For Susan Dana, of Trinity Episcopal Church, the socializing is fun, but the meditative and spiritual aspects are key; she said she wants to protect the ministry from becoming "a gossipy coffee klatchy thing."  Dana noted that her church's prayer shawl ministry is quite structured; the two groups of 15 women meet twice a month in the parish.  Chatter is reserved for lunch prior to the main event, and when they sit down to knit, they meditate in silence for 15 minute periods and focus on the recipient of their shawls.  Dana said that the Trinity group has made a total of 350 shawls over the past five years, and that the garments have a "spooky" power.  "I'm spiritual, but I'm not a lunatic" she said "People take them to chemo(therapy).  I know of women who won't let go of them, not even to be washed."  Ann Phipps, of St. Stephen's Episcopal Church in Pittsfield, laughed at the thought of her 4-year old group working in total quiet.  "We've never been able to manage silence", she said. 
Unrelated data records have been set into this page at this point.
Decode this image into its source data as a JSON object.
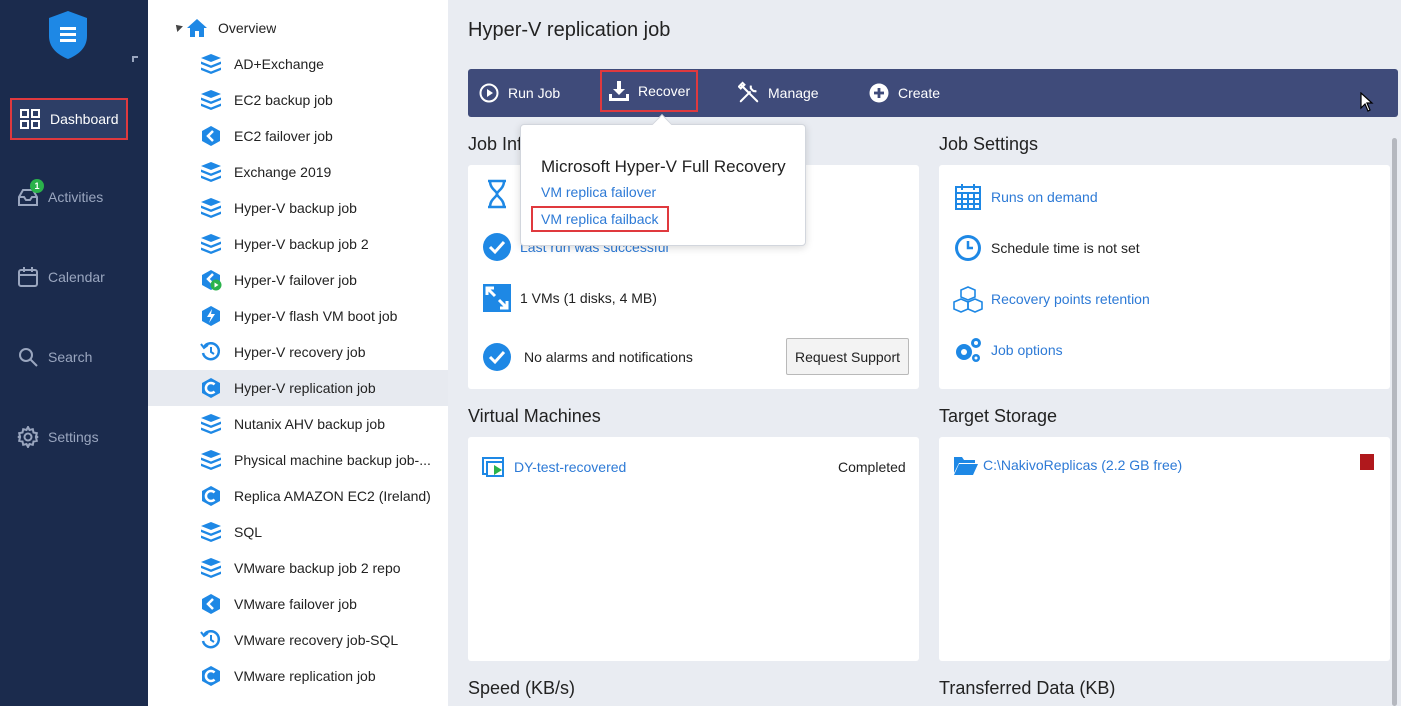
{
  "nav": {
    "items": [
      {
        "label": "Dashboard",
        "icon": "grid-icon",
        "active": true
      },
      {
        "label": "Activities",
        "icon": "inbox-icon",
        "badge": "1"
      },
      {
        "label": "Calendar",
        "icon": "calendar-icon"
      },
      {
        "label": "Search",
        "icon": "search-icon"
      },
      {
        "label": "Settings",
        "icon": "gear-icon"
      }
    ]
  },
  "tree": {
    "root": "Overview",
    "items": [
      {
        "label": "AD+Exchange",
        "icon": "backup-stack-icon"
      },
      {
        "label": "EC2 backup job",
        "icon": "backup-stack-icon"
      },
      {
        "label": "EC2 failover job",
        "icon": "failover-icon"
      },
      {
        "label": "Exchange 2019",
        "icon": "backup-stack-icon"
      },
      {
        "label": "Hyper-V backup job",
        "icon": "backup-stack-icon"
      },
      {
        "label": "Hyper-V backup job 2",
        "icon": "backup-stack-icon"
      },
      {
        "label": "Hyper-V failover job",
        "icon": "failover-run-icon"
      },
      {
        "label": "Hyper-V flash VM boot job",
        "icon": "flash-boot-icon"
      },
      {
        "label": "Hyper-V recovery job",
        "icon": "recovery-icon"
      },
      {
        "label": "Hyper-V replication job",
        "icon": "replication-icon",
        "selected": true
      },
      {
        "label": "Nutanix AHV backup job",
        "icon": "backup-stack-icon"
      },
      {
        "label": "Physical machine backup job-...",
        "icon": "backup-stack-icon"
      },
      {
        "label": "Replica AMAZON EC2 (Ireland)",
        "icon": "replication-icon"
      },
      {
        "label": "SQL",
        "icon": "backup-stack-icon"
      },
      {
        "label": "VMware backup job 2 repo",
        "icon": "backup-stack-icon"
      },
      {
        "label": "VMware failover job",
        "icon": "failover-icon"
      },
      {
        "label": "VMware recovery job-SQL",
        "icon": "recovery-icon"
      },
      {
        "label": "VMware replication job",
        "icon": "replication-icon"
      }
    ]
  },
  "main": {
    "title": "Hyper-V replication job",
    "toolbar": {
      "run": "Run Job",
      "recover": "Recover",
      "manage": "Manage",
      "create": "Create"
    },
    "popover": {
      "title": "Microsoft Hyper-V Full Recovery",
      "links": [
        "VM replica failover",
        "VM replica failback"
      ]
    },
    "job_info": {
      "title": "Job Info",
      "last_run": "Last run was successful",
      "vms": "1 VMs (1 disks, 4 MB)",
      "alarms": "No alarms and notifications",
      "request_support": "Request Support"
    },
    "job_settings": {
      "title": "Job Settings",
      "runs": "Runs on demand",
      "schedule": "Schedule time is not set",
      "retention": "Recovery points retention",
      "options": "Job options"
    },
    "virtual_machines": {
      "title": "Virtual Machines",
      "vm_name": "DY-test-recovered",
      "vm_status": "Completed"
    },
    "target_storage": {
      "title": "Target Storage",
      "path": "C:\\NakivoReplicas (2.2 GB free)"
    },
    "speed_title": "Speed (KB/s)",
    "transferred_title": "Transferred Data (KB)"
  },
  "colors": {
    "nav_bg": "#1b2b4d",
    "toolbar_bg": "#3f4b7a",
    "accent_blue": "#2d7ad6",
    "highlight_red": "#e0393e",
    "success_green": "#2ab24b"
  }
}
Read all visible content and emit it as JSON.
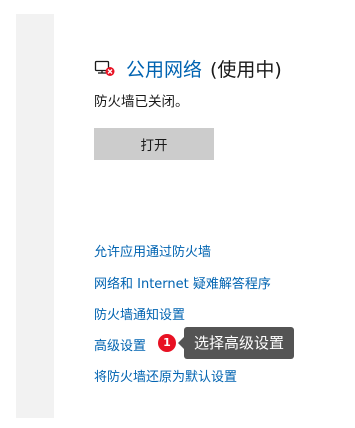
{
  "network": {
    "icon": "public-network-blocked-icon",
    "title": "公用网络",
    "status": "(使用中)",
    "firewall_state": "防火墙已关闭。"
  },
  "actions": {
    "open_label": "打开"
  },
  "links": [
    {
      "label": "允许应用通过防火墙"
    },
    {
      "label": "网络和 Internet 疑难解答程序"
    },
    {
      "label": "防火墙通知设置"
    },
    {
      "label": "高级设置"
    },
    {
      "label": "将防火墙还原为默认设置"
    }
  ],
  "annotation": {
    "step_number": "1",
    "callout_text": "选择高级设置",
    "badge_color": "#e81123",
    "callout_color": "#545454"
  },
  "colors": {
    "link": "#0063b1",
    "button_bg": "#cccccc",
    "nav_bg": "#f2f2f2"
  }
}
Still, Phipps said the power of the shawls is undiminished.  "I don't believe in magic, but they're special garments" she added.  "It feels like we've done a million of them."  She recalled one particular shawl, sent to a young mother who did not have any family and whose husband, in the armed forces, had been deployed overseas.  "The shawls are more than just a friendly hug,"  Phipps said.  "We pray the person who wears it will be comforted."